Sendo assim, as pesquisas em música, por suas características, se afinam ao grande boom do conhecimento complexo, representado pela ideia de ações transdisciplinares, objeto de reflexões no mundo acadêmico internacional. Por esta razão, os coordenadores dos PPGs de Música do Brasil expõem em linhas gerais suas demandas de avaliação.

Através de uma observação holística da área Artes/Música, e no intuito de manter o diálogo com o Documento de Área da Capes e atualizar as características da subárea música em razão das demandas e ações atuais, propõem-se três grandes campos da pesquisa em música: Formação, Processos Criativos e Estudos Teóricos. Estes três grandes campos se articulam e se intersectam continuamente, e o pesquisador de música está acostumado a lidar com situações nas quais seu objeto é transpassado por eles, independentemente da especificidade de sua pesquisa.

A Formação engloba reflexões tanto a respeito do fazer musical quanto às múltiplas facetas dos processos de ensino e aprendizagem. Em ambos os casos, tanto o olhar parte de dentro para fora do universo de produção, quanto de fora para dentro, visando a compreensão das diversas comunidades de produtores. Estes olhares multidirecionados contribuem não apenas como forma de apreensão dos fenômenos, mas também são propulsores de novos modelos de criação artística, pedagógica e geradores de novos métodos e novas ferramentas de pesquisa, teoria e práticas. Em música, o campo de Formação é também um campo de ação ao ser tomado como processo de pesquisa que se encontra em contínua reinvenção e renovação.
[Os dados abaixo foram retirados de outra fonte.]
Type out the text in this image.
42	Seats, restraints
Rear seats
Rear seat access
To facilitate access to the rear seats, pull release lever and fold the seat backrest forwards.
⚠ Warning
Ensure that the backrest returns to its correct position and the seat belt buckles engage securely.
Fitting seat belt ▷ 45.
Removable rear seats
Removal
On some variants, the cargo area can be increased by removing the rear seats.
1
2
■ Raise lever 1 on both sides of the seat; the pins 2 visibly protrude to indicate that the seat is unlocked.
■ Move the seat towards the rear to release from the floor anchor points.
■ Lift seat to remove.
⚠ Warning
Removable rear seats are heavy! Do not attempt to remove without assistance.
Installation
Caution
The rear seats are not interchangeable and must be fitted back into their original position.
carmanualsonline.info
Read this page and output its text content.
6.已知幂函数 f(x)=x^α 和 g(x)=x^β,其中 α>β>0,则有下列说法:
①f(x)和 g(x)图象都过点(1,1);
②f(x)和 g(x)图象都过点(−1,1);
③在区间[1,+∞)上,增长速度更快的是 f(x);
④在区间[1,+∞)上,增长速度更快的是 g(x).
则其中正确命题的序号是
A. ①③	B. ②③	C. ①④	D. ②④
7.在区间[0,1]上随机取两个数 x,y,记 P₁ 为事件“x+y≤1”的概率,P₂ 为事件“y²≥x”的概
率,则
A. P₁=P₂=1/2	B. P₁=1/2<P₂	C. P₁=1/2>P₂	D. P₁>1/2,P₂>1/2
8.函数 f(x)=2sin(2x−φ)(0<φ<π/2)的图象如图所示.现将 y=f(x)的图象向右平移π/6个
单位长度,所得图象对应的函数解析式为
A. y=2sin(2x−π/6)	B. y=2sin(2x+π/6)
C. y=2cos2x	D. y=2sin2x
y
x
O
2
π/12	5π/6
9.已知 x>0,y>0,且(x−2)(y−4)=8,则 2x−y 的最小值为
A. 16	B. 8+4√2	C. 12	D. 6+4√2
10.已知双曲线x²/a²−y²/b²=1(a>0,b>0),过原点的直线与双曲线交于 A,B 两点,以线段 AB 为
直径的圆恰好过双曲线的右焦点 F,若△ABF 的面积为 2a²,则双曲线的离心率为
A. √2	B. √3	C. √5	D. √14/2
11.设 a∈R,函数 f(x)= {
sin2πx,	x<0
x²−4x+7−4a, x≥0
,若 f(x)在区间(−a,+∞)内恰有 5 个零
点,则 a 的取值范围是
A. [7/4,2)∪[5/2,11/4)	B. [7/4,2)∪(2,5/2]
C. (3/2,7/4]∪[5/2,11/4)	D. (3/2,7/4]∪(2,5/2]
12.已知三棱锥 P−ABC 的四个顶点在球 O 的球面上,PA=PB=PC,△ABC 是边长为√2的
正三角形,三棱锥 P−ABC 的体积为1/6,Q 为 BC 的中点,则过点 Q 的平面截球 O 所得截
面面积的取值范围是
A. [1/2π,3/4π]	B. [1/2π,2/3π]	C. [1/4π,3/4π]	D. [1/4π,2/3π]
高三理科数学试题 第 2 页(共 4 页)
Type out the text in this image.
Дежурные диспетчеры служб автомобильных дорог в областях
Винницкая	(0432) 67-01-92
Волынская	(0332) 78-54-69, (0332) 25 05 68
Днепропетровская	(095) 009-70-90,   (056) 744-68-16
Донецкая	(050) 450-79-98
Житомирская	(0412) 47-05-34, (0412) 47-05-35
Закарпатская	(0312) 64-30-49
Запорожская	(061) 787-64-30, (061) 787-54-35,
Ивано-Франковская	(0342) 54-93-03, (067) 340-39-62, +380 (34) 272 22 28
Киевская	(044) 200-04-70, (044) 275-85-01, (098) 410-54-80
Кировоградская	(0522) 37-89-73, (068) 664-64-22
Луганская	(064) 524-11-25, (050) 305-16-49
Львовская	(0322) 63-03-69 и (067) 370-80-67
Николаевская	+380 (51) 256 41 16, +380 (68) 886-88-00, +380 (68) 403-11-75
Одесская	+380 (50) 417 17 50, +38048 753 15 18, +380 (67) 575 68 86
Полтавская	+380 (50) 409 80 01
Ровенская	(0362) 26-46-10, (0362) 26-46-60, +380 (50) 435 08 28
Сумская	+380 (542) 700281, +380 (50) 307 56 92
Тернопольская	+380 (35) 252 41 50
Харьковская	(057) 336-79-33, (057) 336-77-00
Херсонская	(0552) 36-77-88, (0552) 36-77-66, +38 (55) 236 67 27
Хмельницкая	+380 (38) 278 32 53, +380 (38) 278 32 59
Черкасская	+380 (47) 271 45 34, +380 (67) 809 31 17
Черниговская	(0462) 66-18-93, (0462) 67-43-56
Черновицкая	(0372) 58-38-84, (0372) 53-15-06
Processos Criativos, por exemplo, abarcam as práticas de criação musical, de modo geral, as teorias que ora delas emergem e ora as provocam. Composição, improvisação, interpretação, performance, modelos notacionais e de escrita, análises dos processos e reflexões visam não apenas resguardar práticas consagradas, como também sua renovação e a produção de práticas novas. Tal como o campo da Formação, encontra-se em contínuo processo de realimentação: práticas desenvolvidas a partir da pesquisa voltam-se sobre si mesmas procurando sempre realocar seus centros, reconstituir suas bases, reestruturar os discursos. É imprescindível a autocrítica criativa, a vivência reflexiva e o diálogo com diversas esferas das produções de conhecimento.

Finalmente, os Estudos Teóricos perpassam tanto a Formação quanto os Processos Criativos. Diferentes estratégias de pesquisa e perspectivas intradisciplinares são a base de um diálogo para a produção de conhecimentos críticos, reflexivos, especulativos, conceituais entre saberes diversos sobre uma diversidade de fenômenos musicais.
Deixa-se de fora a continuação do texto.